Use hook scripts as audit and guardrail support, not as the only boundary:

- `hooks/deny-clean-source-read.py`: denies clean-role and Agent 1.5 reads from `CLEAN_ROOM_SOURCE_ROOTS`, which must include visual evidence roots during visual fallback; clean roles may read only `CLEAN_ROOM_CLEAN_ROOTS`, `CLEAN_ROOM_IMPLEMENTATION_ROOTS`, `CLEAN_ROOM_SCHEMA_DIR`, and `CLEAN_ROOM_ALLOWED_READ_ROOTS`, while Agent 1.5 may read only assigned contaminated artifacts, `CLEAN_ROOM_SCHEMA_DIR`, and `CLEAN_ROOM_ALLOWED_READ_ROOTS`.
- `hooks/deny-contaminated-clean-write.py`: enforces write roots. Agent 2 writes only under `CLEAN_ROOM_CLEAN_ROOTS`, Agent 3 writes reports under `CLEAN_ROOM_CLEAN_ROOTS` and implementation files under `CLEAN_ROOM_IMPLEMENTATION_ROOTS`, Agent 4 writes polish reports under `CLEAN_ROOM_CLEAN_ROOTS` and implementation-root hygiene/commit files under `CLEAN_ROOM_IMPLEMENTATION_ROOTS`, and contaminated roles may write only under `CLEAN_ROOM_CONTAMINATED_ARTIFACT_ROOTS`.
- `hooks/check-artifact-leakage.py`: scans clean artifacts for high-risk leakage markers, obvious source-like identifiers, and terms from optional `CLEAN_ROOM_PRIVATE_IDENTIFIER_DENYLIST` files.
- For Agent 1.5, `hooks/check-artifact-leakage.py` also scans staged contaminated artifacts before promotion to clean handoff.
- `hooks/validate-json-schema.py`: checks JSON syntax and common bundled schema constraints, including the conditional and bounded fields used by these schemas. It is not a full JSON Schema 2020-12 validator.

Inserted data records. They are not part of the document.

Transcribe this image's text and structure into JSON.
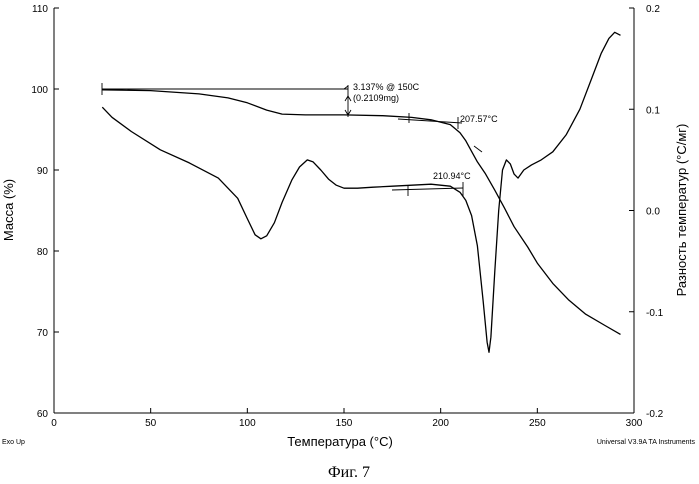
{
  "figure": {
    "caption": "Фиг. 7",
    "footer_left": "Exo Up",
    "footer_right": "Universal V3.9A TA Instruments"
  },
  "chart_data": {
    "type": "line",
    "xlabel": "Температура (°C)",
    "ylabel": "Масса (%)",
    "y2label": "Разность температур (°C/мг)",
    "xlim": [
      0,
      300
    ],
    "ylim": [
      60,
      110
    ],
    "y2lim": [
      -0.2,
      0.2
    ],
    "x_ticks": [
      "0",
      "50",
      "100",
      "150",
      "200",
      "250",
      "300"
    ],
    "y_ticks": [
      "60",
      "70",
      "80",
      "90",
      "100",
      "110"
    ],
    "y2_ticks": [
      "-0.2",
      "-0.1",
      "0.0",
      "0.1",
      "0.2"
    ],
    "grid": false,
    "series": [
      {
        "axis": "left",
        "points": [
          [
            25,
            99.9
          ],
          [
            50,
            99.8
          ],
          [
            75,
            99.4
          ],
          [
            90,
            98.9
          ],
          [
            100,
            98.3
          ],
          [
            110,
            97.4
          ],
          [
            118,
            96.9
          ],
          [
            130,
            96.8
          ],
          [
            150,
            96.8
          ],
          [
            170,
            96.7
          ],
          [
            185,
            96.5
          ],
          [
            195,
            96.2
          ],
          [
            205,
            95.6
          ],
          [
            210,
            94.6
          ],
          [
            213,
            93.6
          ],
          [
            216,
            92.3
          ],
          [
            219,
            91.0
          ],
          [
            223,
            89.6
          ],
          [
            228,
            87.5
          ],
          [
            233,
            85.3
          ],
          [
            238,
            83.0
          ],
          [
            245,
            80.5
          ],
          [
            250,
            78.5
          ],
          [
            258,
            76.0
          ],
          [
            266,
            74.0
          ],
          [
            275,
            72.2
          ],
          [
            285,
            70.8
          ],
          [
            293,
            69.7
          ]
        ]
      },
      {
        "axis": "right",
        "points": [
          [
            25,
            0.102
          ],
          [
            30,
            0.092
          ],
          [
            40,
            0.078
          ],
          [
            55,
            0.06
          ],
          [
            70,
            0.047
          ],
          [
            85,
            0.032
          ],
          [
            95,
            0.012
          ],
          [
            100,
            -0.008
          ],
          [
            104,
            -0.024
          ],
          [
            107,
            -0.028
          ],
          [
            110,
            -0.025
          ],
          [
            114,
            -0.012
          ],
          [
            118,
            0.008
          ],
          [
            123,
            0.03
          ],
          [
            127,
            0.043
          ],
          [
            131,
            0.05
          ],
          [
            134,
            0.048
          ],
          [
            138,
            0.04
          ],
          [
            142,
            0.031
          ],
          [
            146,
            0.025
          ],
          [
            150,
            0.022
          ],
          [
            157,
            0.022
          ],
          [
            165,
            0.023
          ],
          [
            175,
            0.024
          ],
          [
            185,
            0.025
          ],
          [
            195,
            0.026
          ],
          [
            205,
            0.024
          ],
          [
            210,
            0.018
          ],
          [
            213,
            0.01
          ],
          [
            216,
            -0.005
          ],
          [
            219,
            -0.035
          ],
          [
            222,
            -0.09
          ],
          [
            224,
            -0.13
          ],
          [
            225,
            -0.14
          ],
          [
            226,
            -0.125
          ],
          [
            228,
            -0.06
          ],
          [
            230,
            0.0
          ],
          [
            232,
            0.04
          ],
          [
            234,
            0.05
          ],
          [
            236,
            0.046
          ],
          [
            238,
            0.036
          ],
          [
            240,
            0.032
          ],
          [
            243,
            0.04
          ],
          [
            247,
            0.045
          ],
          [
            252,
            0.05
          ],
          [
            258,
            0.058
          ],
          [
            265,
            0.075
          ],
          [
            272,
            0.1
          ],
          [
            278,
            0.13
          ],
          [
            283,
            0.155
          ],
          [
            287,
            0.17
          ],
          [
            290,
            0.176
          ],
          [
            293,
            0.173
          ]
        ]
      }
    ],
    "annotations": [
      "3.137% @ 150C",
      "(0.2109mg)",
      "207.57°C",
      "210.94°C"
    ]
  }
}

- `hooks/require-clean-room-env.py`: fails closed when the role, root, or schema environment block is missing.
- `hooks/deny-clean-room-shell.py`: denies shell-style tools for clean-room role sessions except installed Agent 3 verification-runner invocations when `CLEAN_ROOM_ALLOW_AGENT3_SHELL=1` and installed Agent 4 polish-runner invocations when `CLEAN_ROOM_ALLOW_AGENT4_SHELL=1`; both must run with cwd under `CLEAN_ROOM_IMPLEMENTATION_ROOTS`.

Set `CLEAN_ROOM_ROLE`, `CLEAN_ROOM_SOURCE_ROOTS`, `CLEAN_ROOM_CONTAMINATED_ARTIFACT_ROOTS`, `CLEAN_ROOM_CLEAN_ROOTS`, `CLEAN_ROOM_IMPLEMENTATION_ROOTS`, `CLEAN_ROOM_ALLOWED_READ_ROOTS`, and `CLEAN_ROOM_SCHEMA_DIR` explicitly before running hooks. Set `CLEAN_ROOM_PRIVATE_IDENTIFIER_DENYLIST` when the contaminated side has produced a private identifier list for hook-only scanning.